This inspection took place on 17 March 2015 and was unannounced. A second day of inspection was announced and took place on 18 March 2015. We last inspected the home on 02 December 2013 and found the provider was meeting all legal requirements inspected against.
Eothen Residential Home Gosforth provides care and support for up to 37 older people. At the time of the inspection there were 30 people using the service.
All rooms were ensuite and had direct dial land lines. Wi-Fi and computers were available throughout the home for people to use.
There was a registered manager in post at the time of the inspection. A registered manager is a person who has registered with the Care Quality Commission to manage the service. Like registered providers, they are ‘registered persons’. Registered persons have legal responsibility for meeting the requirements in the Health and Social Care Act 2008 and associated Regulations about how the service is run.
On the two days of the inspection the registered manager was not present so we were supported by the Chief Executive and two care co-ordinators.
The provider was not meeting the regulations for record keeping. Evaluations of care plans were completed which gave an update on people’s needs. We found that changes in care needs did not routinely lead to a new care plan and risk assessment being completed. This means people were not protected from the risks of unsafe or inappropriate care and treatment because accurate and appropriate records were not maintained.
People and their relatives told us they felt safe living at the home. Staff understood how to safeguard people from abuse and knew how to report any concerns. There was a variety of posters and leaflets available and on display around the home which included safeguarding, whistle-blowing, advocacy and dignity.
Accidents and incidents were reported and recorded and information was analysed for any trends. Referrals to other healthcare professionals were made if needed, including contact the emergency services or doctors.
Health and safety risk assessments, checks and emergency plans were in place. Following a visit by the fire brigade personal evacuation plans were being developed. Staff knew what to do to evacuate should there be a fire and all staff had received training and taken part in fire drills.
There were enough staff to meet people’s needs. Staff did not rush people and spent time with them chatting and engaging as well as offering relevant support.
Appropriate recruitment procedures were in place. This included a formal interview process and a ‘meet and greet’ were interaction with people was observed. References and Disclosure and Barring Service (DBS) checks were completed before people were offered employment. The chief executive told us they were in the process of updating everyone’s DBS checks.

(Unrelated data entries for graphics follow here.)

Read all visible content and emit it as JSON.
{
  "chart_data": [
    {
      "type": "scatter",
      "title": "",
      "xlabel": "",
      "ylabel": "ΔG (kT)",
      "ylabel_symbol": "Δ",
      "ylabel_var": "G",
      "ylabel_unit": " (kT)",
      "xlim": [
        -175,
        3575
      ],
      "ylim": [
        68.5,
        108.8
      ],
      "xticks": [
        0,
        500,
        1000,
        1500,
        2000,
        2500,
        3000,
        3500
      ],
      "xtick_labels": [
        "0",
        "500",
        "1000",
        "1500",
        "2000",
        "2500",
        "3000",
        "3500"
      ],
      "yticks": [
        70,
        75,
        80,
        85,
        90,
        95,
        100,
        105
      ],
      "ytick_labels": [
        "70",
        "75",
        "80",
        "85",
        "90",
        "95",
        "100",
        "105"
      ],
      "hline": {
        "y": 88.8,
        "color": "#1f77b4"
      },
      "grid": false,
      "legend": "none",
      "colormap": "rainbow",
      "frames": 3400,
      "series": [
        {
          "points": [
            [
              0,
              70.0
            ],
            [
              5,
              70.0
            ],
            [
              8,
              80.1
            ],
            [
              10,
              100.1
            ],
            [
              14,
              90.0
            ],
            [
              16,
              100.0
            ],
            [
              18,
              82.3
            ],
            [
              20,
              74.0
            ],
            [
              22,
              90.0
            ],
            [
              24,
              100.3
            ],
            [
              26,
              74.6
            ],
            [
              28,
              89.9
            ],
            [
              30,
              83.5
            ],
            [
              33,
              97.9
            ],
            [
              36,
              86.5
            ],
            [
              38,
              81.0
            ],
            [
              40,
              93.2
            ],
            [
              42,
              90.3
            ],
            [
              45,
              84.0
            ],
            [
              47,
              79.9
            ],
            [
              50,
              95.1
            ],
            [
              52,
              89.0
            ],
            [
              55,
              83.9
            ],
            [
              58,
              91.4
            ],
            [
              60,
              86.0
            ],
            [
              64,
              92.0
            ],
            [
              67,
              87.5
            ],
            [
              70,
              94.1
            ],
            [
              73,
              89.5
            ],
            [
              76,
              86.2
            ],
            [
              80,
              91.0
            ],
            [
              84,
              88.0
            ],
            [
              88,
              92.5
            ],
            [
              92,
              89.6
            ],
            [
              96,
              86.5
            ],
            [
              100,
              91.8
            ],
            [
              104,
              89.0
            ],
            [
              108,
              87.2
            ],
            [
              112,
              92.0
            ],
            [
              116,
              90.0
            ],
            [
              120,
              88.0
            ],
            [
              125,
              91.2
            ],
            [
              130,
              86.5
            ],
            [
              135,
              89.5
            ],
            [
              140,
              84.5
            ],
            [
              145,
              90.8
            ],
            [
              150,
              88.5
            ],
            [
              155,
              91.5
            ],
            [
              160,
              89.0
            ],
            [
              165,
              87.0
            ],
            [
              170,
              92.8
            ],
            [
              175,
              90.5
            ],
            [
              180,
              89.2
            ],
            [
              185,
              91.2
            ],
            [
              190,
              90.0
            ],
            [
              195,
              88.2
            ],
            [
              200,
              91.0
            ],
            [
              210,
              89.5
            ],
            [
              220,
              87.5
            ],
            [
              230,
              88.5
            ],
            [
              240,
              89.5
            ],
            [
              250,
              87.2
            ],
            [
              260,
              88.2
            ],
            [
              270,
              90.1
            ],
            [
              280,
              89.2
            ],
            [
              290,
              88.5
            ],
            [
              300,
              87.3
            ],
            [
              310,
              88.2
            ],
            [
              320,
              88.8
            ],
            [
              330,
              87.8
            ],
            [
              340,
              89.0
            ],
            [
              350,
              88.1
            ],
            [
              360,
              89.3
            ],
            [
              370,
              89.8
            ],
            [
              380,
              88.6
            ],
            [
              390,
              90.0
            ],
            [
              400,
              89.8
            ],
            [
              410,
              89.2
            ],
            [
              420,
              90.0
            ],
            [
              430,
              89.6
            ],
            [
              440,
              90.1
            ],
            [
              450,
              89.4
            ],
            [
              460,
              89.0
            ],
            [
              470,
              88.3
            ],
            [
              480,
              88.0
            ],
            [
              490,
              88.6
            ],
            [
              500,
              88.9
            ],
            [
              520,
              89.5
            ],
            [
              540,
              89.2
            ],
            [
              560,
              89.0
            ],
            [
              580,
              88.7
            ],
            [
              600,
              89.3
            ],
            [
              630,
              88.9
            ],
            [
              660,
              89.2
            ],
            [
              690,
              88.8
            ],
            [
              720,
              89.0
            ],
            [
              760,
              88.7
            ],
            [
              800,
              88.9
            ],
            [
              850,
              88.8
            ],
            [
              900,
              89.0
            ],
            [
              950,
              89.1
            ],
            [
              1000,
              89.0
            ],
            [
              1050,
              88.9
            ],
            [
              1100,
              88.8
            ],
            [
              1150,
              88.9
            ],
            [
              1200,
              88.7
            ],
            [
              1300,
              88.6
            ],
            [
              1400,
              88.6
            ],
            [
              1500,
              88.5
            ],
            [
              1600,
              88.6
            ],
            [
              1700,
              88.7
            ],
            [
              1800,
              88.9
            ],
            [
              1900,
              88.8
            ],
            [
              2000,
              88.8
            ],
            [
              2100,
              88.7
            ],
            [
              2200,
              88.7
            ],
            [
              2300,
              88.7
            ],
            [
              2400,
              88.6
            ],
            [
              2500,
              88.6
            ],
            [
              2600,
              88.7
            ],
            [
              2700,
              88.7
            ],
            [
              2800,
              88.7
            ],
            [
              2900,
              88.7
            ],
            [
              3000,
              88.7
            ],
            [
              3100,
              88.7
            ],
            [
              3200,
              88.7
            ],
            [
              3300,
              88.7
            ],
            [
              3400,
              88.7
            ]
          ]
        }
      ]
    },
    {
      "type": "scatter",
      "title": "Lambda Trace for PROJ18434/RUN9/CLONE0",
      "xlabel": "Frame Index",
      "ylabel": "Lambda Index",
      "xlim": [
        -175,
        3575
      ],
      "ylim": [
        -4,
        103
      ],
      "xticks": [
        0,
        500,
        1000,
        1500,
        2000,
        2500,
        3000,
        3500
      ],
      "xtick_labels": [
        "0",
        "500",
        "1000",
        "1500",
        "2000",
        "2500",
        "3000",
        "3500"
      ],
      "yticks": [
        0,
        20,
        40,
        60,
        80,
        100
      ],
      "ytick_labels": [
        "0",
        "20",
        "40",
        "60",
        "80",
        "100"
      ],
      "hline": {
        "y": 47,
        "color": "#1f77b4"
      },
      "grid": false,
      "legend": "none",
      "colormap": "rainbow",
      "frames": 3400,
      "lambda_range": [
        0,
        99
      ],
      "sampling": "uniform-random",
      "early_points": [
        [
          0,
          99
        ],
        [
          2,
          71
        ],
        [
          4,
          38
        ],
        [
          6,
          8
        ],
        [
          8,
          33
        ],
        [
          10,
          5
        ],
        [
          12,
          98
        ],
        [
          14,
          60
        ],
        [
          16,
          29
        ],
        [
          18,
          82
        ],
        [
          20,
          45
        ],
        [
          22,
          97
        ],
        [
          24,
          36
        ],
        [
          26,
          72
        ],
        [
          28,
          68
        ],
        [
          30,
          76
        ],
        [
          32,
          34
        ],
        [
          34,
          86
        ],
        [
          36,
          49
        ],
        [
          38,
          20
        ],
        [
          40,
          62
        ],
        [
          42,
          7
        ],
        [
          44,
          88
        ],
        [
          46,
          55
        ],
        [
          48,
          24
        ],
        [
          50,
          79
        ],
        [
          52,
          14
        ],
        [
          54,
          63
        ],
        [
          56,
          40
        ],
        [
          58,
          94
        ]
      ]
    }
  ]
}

Medicines were stored and managed safely. Staff received competency based training from the pharmacy as well as from the provider. People and their doctor had signed documents titled ‘permission to administer homely medicines.’ This gave detail on specific over-the counter medicines which could be administered. The dose of the medicine and the frequency was recorded. Where people administered their own medicines checks were completed to ensure they were managing this safely.
People were cared for by staff who were trained and knowledgeable. Staff told us they could request additional specialist training if it was needed. Some staff had attended training in supporting people whose behaviour may challenge services.
Staff said they were well supported. We saw they had received regular supervision and an annual appraisal. New members of staff completed an induction period and attended a probation meeting to review their performance after they had been in post for three months.
Staff had a good understanding of the Mental Capacity Act (2005) and Deprivation of Liberty Safeguards (DoLS). We observed staff seeking people’s consent before they were supported. They actively involved people in decision making on a day to day basis. Where necessary authorised Deprivation of Liberty Safeguards were in place and these were being managed appropriately.
People’s nutritional needs were being met. People told us the food was very good and we observed mealtimes to be a sociable and enjoyable experience for people. Where people had specific needs in relation to diet, appropriate professionals were involved such as dietitians or the speech and language therapy team.
People told us they were very well cared for and we saw warm and compassionate relationships between people and staff. Staff treated people with respect and were very aware of maintaining people’s dignity at all times. Staff clearly knew people well and were able to respond appropriately to any requests for support and interaction.
People were involved in their annual reviews, as were their relatives. This was an opportunity to review all aspects of the person’s life such as relationships, socialisation and interaction as well as the care they received.
Many of the activities and events on offer had been suggested by the people living at the home. There were two activities coordinators employed. People had been instrumental in maintaining contact with one of the activities coordinators who had moved to another Eothen home.
Everyone we spoke with knew how to complain but said they had no reason to.
People thought the home was well-led. We saw care coordinators worked alongside care staff and they were well known to people. The chief executive was present and was visibly supporting the staff team whilst the registered manager was off.
Surveys were completed annually and involved people, their relatives, staff and external stakeholders. Staff were complimentary about the managers and said they were easy to approach.
Regular staff meetings had been held and these were used for information sharing and sharing best practice as well as for ensuring tasks were actioned.
A variety of quality assurance audits were completed and generated action plans. Action plans were reviewed and any completed actions were signed off as such. The chief executive completed reviews which included seeking feedback from people and observing staff as well as reviewing documents. An external consultancy agency called Dementia Care Matters had also been employed to complete a review of the home and this was scheduled for the week after the inspection.
You can see what action we told the provider to take at the back of the full version of the report.